BBC News reports that Abu Dhabi has started to build “what it says is the world’s first zero-carbon, zero-waste car-free city.” It will be called Masdar and is expected to take 8 years to complete. It will be powered by solar energy and will have no cars?instead, people will move around the city on trains that have magnetic tracks.
Abu Dhabi is a major oil exporter and also uses huge amounts of oil and gas, expelling large amounts of greenhouse gases, despite its tiny size, leading the BBC to speculate that this new “green” city may be “just a fig leaf for the oil-rich Gulf emirate.”
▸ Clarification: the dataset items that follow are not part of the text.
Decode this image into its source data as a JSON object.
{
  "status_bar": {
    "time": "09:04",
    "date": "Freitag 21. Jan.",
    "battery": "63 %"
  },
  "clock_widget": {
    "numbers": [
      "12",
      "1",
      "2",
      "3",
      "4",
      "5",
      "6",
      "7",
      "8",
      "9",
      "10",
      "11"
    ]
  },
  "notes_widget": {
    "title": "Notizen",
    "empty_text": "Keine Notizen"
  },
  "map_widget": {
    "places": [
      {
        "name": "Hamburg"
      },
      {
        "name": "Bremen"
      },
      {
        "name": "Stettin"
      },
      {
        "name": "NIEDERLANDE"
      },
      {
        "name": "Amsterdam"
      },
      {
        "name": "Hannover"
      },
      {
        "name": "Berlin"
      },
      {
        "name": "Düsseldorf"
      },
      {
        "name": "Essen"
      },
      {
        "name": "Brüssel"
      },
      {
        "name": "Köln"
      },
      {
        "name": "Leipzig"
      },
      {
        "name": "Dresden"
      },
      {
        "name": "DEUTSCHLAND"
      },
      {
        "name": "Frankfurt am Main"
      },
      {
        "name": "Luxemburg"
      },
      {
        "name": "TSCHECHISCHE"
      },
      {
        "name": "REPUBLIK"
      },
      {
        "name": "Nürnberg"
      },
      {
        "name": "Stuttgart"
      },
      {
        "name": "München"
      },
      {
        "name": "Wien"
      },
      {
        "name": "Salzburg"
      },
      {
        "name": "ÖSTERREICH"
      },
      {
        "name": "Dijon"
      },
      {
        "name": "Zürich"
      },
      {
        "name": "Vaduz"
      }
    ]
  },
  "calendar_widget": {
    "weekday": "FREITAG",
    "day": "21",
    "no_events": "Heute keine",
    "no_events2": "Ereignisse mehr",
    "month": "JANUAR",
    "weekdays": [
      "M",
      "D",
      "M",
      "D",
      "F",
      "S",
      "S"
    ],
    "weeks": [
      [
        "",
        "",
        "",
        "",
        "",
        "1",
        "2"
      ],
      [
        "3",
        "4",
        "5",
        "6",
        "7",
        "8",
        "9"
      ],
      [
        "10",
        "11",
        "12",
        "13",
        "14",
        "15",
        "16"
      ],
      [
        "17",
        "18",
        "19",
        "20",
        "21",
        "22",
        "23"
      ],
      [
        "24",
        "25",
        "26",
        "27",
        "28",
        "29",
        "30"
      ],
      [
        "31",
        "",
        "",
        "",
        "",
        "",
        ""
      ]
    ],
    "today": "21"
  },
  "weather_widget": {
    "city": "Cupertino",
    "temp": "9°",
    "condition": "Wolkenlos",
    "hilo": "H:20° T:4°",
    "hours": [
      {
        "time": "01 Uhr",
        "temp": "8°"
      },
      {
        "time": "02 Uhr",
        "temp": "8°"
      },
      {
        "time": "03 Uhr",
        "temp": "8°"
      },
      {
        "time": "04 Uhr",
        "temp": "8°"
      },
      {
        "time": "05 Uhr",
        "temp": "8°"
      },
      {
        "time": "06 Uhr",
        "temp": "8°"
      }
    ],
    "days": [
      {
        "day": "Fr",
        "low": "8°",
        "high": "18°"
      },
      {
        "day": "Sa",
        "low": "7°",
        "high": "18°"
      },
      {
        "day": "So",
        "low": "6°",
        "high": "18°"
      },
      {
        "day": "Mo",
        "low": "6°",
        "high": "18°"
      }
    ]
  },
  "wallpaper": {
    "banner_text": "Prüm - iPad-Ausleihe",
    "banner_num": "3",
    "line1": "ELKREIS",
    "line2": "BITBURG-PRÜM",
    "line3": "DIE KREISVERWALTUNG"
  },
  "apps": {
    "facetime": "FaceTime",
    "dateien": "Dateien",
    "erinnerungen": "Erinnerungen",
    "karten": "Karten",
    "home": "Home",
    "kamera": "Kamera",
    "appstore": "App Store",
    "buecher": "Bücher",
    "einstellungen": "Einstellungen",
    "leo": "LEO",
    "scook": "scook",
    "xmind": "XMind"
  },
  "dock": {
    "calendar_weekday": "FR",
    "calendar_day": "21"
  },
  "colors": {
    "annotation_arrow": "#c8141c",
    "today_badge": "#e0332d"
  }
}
In the March 12 edition of the New York Times, Cornelia Dean reports that city planners in the US are being warned to move roads, subway and rail lines, and airports away from the coasts since global warming will cause a rise in sea levels in the future. Dean writes: “In a report last September, the Miami-Dade County Climate Change Task Force noted that a two-foot rise by the year 2100, the prediction of the United Nation’s Intergovernmental Panel on Climate Change, ‘would make life in South Florida very difficult for everyone.'” She quotes Henry G. Schwartz Jr., chairman of the Research Council panel, as saying, “It’s time for the transportation people to put these things into their thought processes.” Schwartz notes that 60,000 miles of coastal highways are already subject to periodic flooding, and says that city planners should avoid vulnerable areas: “roads, bridges, marine, air, pipelines, everything?We need to think about it now.”
In other words, the perfect city of the FUTURE, unlike the great cities of the past, will be built INLAND.